Homebush and Homebush West had similar falls in sales: the number of units sold over the recent quarter was nearly half 2013/14 levels.

Report author Terry Ryder said lower sales turnover was usually a precursor to further price falls.

This pattern was observed in Mascot, where the median unit price dropped 6.2 per cent over the past year after sales numbers fell from about 148 units per quarter in 2013 to 62 per quarter in 2016.

Sydney’s citywide median unit price, by contrast, increased by 3.5 per cent over the same period, CoreLogic data showed.

Real Estate

A new housing development in Mascot: an area also deemed a danger market.

Unit prices across Wolloomolloo, North Bondi, Edgecliff and other inner ring suburbs, meanwhile, jumped more than 30 per cent.

BIS Oxford Economics analyst Angie Zigomanis said the variance in price movements across city regions was the result of new housing projects tending to be overly concentrated in some areas while being rare in others.
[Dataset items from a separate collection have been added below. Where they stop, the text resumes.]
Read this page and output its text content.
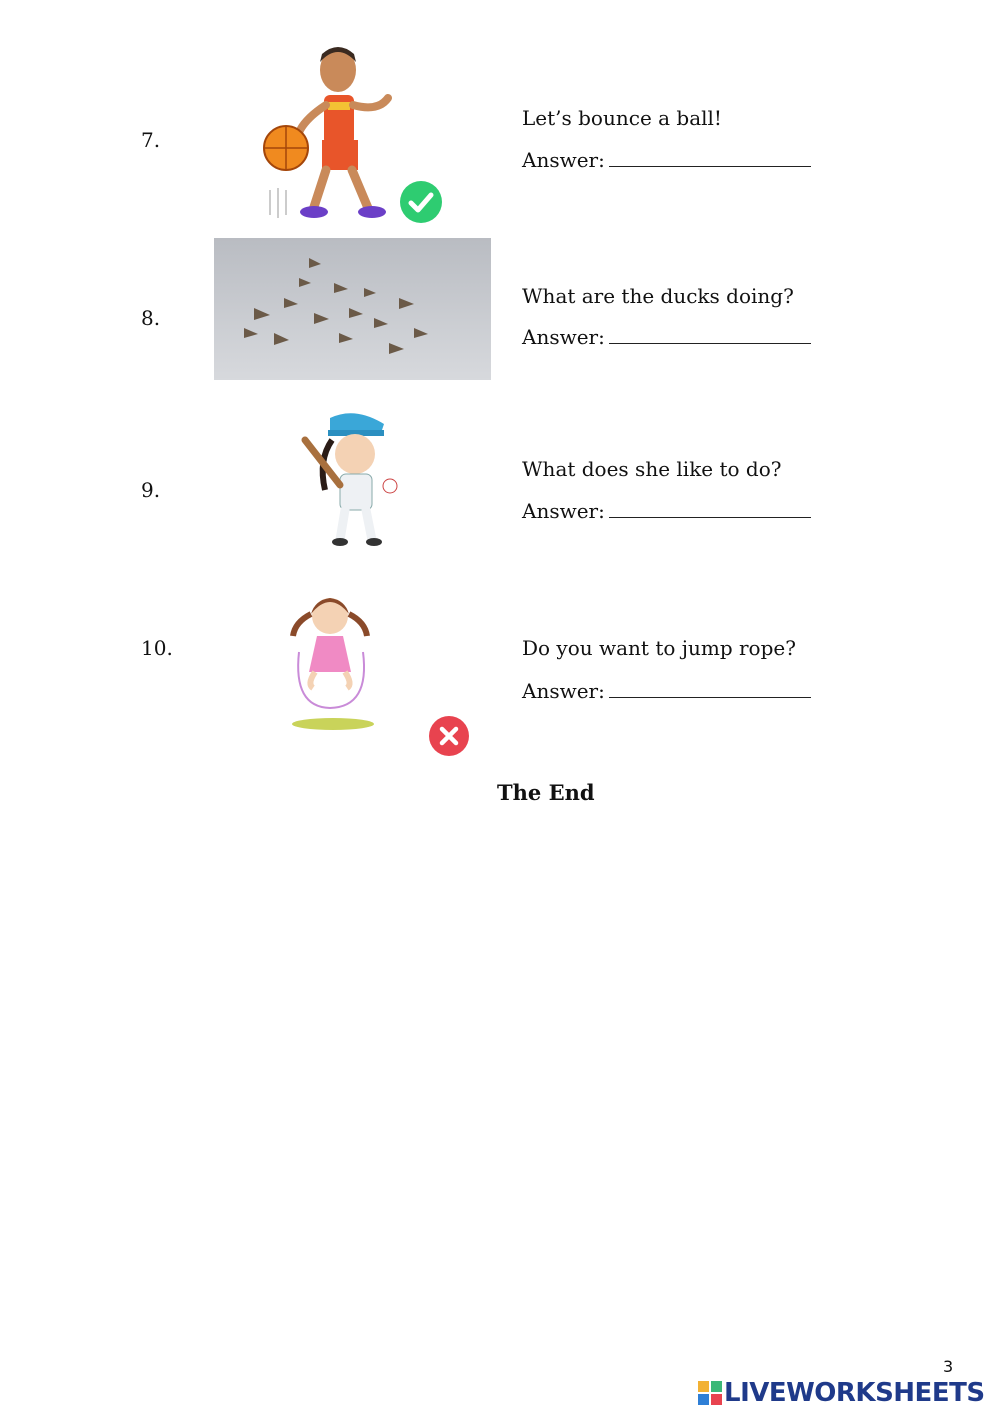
7.
Let’s bounce a ball!
Answer:
8.
What are the ducks doing?
Answer:
9.
What does she like to do?
Answer:
10.	Do you want to jump rope?
Answer:
The End
3
LIVEWORKSHEETS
Sydney, as a whole, was undersupplied with housing and would remain so for some time due to high migration inflows, he said.

Sam Elbanna, director of development marketer CPM Realty, said undersupply across the city as a whole made it difficult to gauge whether pockets like Parramatta really were oversupplied with housing.

“The surest sign of oversupply would be if new projects were not getting off the ground,” Mr Elbanna said. “Developers need to get a certain number of presales in order to get financing for their projects. If demand was falling and oversupply really was an issue, developers wouldn’t get those presales and we wouldn’t see any new projects being built. That’s yet to happen.”